Mit dieser Einstellung bringt man es im Triathlon nicht allzu weit. Wenn man nun aber unbedingt einmal bei der Challenge in Roth dabei sein will, sollte man sich mit den geeigneten Lauffreunden unterhalten und ehe man sich versieht, gibt es einen Plan. 
Vicky, die schon seit geraumer Zeit die Triathlonwelt für sich entdeckt hat und auf dem Rennrad auch eine wesentliche bessere Figur abgibt als ich (die ich noch nicht mal ein Rennrad habe), war sofort bereit, für eine Staffel die 180 km im Sattel zu übernehmen.
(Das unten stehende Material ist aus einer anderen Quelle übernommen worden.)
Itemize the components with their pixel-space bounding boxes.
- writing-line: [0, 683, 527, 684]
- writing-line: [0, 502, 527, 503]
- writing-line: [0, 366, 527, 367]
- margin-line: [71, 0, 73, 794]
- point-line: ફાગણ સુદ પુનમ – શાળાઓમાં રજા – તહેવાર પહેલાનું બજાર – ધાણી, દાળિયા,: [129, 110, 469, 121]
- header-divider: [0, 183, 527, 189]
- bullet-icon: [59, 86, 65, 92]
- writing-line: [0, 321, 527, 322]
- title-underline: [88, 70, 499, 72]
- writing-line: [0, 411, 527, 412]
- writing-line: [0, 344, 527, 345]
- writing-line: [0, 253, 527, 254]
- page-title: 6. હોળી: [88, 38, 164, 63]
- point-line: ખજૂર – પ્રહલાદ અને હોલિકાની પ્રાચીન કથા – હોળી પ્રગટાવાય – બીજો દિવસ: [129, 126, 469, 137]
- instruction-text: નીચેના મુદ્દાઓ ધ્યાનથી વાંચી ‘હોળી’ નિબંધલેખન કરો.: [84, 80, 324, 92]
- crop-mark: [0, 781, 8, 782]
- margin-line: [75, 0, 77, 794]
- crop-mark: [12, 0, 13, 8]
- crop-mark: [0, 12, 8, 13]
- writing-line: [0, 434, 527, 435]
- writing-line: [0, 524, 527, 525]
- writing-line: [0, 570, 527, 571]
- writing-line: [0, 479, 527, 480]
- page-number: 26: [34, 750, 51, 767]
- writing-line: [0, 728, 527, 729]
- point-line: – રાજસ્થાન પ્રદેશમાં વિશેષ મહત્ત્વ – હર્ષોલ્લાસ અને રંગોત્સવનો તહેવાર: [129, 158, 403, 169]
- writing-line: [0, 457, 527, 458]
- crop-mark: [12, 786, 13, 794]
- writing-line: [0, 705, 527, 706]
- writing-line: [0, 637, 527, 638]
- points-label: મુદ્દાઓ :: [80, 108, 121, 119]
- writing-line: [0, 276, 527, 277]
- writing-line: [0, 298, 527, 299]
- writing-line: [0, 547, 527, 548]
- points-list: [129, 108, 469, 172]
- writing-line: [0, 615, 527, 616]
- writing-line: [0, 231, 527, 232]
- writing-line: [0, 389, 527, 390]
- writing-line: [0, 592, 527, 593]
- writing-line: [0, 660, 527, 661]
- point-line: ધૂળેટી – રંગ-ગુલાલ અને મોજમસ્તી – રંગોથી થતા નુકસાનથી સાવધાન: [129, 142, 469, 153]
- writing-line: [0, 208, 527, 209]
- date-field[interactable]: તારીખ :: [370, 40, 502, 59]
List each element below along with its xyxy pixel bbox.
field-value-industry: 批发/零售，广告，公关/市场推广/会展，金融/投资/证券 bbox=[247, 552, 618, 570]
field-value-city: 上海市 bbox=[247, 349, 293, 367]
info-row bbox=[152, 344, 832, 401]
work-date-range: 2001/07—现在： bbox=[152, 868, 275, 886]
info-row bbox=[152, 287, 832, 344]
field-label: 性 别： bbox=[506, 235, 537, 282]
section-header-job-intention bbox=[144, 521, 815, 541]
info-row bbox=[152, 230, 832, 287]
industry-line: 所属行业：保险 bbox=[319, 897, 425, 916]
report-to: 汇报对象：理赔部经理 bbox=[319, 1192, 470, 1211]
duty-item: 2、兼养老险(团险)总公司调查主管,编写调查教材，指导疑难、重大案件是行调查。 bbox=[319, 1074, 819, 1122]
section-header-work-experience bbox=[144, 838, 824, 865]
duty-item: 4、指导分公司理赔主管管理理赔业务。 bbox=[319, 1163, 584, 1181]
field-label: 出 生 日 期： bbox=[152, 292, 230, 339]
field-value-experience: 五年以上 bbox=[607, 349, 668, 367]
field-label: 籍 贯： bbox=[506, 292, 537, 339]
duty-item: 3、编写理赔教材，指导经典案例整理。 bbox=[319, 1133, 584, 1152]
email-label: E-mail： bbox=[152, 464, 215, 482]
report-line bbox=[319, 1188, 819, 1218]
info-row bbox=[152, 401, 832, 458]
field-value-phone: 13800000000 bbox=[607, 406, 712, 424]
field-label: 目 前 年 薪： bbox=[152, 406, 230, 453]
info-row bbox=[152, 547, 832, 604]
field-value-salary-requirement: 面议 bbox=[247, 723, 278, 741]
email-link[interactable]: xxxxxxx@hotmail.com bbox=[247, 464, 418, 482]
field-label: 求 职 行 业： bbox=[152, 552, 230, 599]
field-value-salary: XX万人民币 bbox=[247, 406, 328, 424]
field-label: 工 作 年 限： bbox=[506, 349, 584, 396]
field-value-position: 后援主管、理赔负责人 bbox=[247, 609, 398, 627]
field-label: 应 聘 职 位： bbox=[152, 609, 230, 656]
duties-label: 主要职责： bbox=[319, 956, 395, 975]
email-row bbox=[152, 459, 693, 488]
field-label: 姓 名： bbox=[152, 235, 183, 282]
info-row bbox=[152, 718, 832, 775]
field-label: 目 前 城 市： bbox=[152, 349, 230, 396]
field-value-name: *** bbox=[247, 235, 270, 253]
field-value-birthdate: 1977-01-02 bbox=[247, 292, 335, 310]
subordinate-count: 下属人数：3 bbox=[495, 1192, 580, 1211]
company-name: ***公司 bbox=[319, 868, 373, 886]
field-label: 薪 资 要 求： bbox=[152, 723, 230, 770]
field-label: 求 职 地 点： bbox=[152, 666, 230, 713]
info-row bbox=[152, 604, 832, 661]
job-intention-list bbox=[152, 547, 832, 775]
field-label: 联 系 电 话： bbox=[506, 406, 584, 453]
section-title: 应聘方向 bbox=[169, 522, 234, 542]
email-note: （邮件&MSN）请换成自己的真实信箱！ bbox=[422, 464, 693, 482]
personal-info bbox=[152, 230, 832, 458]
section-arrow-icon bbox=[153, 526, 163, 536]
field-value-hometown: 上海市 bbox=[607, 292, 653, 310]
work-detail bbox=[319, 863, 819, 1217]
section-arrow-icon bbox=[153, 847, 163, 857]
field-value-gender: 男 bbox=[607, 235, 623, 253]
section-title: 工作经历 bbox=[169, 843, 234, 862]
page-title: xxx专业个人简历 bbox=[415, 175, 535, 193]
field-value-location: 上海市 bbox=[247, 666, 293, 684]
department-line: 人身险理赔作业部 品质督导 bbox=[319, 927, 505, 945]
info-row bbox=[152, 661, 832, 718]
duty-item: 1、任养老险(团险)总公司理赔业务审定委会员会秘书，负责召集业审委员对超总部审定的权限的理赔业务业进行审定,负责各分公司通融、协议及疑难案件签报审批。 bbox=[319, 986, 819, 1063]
Jetzt brauchten wir nur noch einen Schwimmer. Candy erfüllte die Jobanforderungen am besten. Er hatte ein Jahr zuvor einen Challenge-Einzelstart erfolgreich gemeistert, erfreute sich bester, robuster Gesundheit und musste überhaupt nicht geködert werden. Das „SV Weiherhof Dreamteam“ war also komplett.
Lediglich eine essentielle Kleinigkeit fehlte noch: ein Startplatz.
Aber wenn sich Vicky etwas in den Kopf gesetzt hat, dann klappt das auch. Und somit hieß es am 25.07.2016: „Welcome to the Challenge family“!!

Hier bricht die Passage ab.